Signal level and pattern analysis of differentially expressed genes. (A) Reverse Northern blot analysis and classification of differentially expressed genes by DAzLE. Two micrograms of DNA of each clone was dot-blotted onto a nylon membrane and probed with [32P]cDNA synthesized from mRNA samples of KCl, KCl plus l-NAME, or l-NAME-treated rat cortical neurons. Clones (469 of 980) identified from primary screening are confirmed to show differential expression by reverse Northern blot analysis. These experiments were performed twice under the same conditions. (B) Quantitative changes in gene expression of 469 clones (KCl stimulation of rat cortical neurons). The relative expression level of these genes was normalized by the average value of 14 clones including GAPDH, which exhibit stable expression under KCl treatment at different time points.
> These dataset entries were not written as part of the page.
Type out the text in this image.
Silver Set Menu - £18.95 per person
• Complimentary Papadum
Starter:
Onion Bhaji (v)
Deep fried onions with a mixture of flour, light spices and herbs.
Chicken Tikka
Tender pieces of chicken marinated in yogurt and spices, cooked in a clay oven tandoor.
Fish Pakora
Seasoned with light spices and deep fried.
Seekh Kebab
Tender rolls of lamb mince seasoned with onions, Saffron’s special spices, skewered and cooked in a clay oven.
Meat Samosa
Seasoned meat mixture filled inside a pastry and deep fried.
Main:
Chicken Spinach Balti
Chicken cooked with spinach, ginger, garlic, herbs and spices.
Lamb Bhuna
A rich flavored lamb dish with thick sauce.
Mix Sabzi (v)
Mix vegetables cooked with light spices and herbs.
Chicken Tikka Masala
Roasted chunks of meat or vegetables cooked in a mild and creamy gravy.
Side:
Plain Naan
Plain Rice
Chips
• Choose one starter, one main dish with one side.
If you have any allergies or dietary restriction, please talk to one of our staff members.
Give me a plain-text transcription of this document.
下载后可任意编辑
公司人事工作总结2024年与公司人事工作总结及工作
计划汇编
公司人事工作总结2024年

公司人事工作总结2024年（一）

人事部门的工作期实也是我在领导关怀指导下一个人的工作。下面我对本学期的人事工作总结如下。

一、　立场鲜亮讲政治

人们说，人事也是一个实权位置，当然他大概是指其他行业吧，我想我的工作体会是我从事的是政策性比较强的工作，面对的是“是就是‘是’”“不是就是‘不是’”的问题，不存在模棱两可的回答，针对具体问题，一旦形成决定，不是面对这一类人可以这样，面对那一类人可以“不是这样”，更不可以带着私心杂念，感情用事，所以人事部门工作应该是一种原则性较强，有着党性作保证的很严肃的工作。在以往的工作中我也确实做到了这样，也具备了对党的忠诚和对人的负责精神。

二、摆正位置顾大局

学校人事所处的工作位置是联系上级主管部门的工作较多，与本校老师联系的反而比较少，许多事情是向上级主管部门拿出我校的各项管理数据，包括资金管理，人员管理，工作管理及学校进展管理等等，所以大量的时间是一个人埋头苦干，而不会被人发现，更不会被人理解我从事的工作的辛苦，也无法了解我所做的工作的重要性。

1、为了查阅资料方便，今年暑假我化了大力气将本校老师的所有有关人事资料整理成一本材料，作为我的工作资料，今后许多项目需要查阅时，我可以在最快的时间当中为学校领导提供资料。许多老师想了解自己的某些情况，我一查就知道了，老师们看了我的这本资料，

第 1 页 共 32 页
The average value of levels of unstimulated and N-Arg treatment at 6 h and 24 h were also used as controls.
Fig. 3.
Gene expression pattern analysis. Five gene expression patterns were identified after a time course analysis of the KCl-induced genes. Pattern 4 represents the majority of the gene group (64.2%). The expression level of this group peaks at 6 h after KCl induction and is sustained for 24 h. The percentages of genes in the other four expression patterns are as follows: pattern 1, 6.2%; pattern 2, 2.8%; pattern 3, 2.1%; and pattern 5, 24.7%.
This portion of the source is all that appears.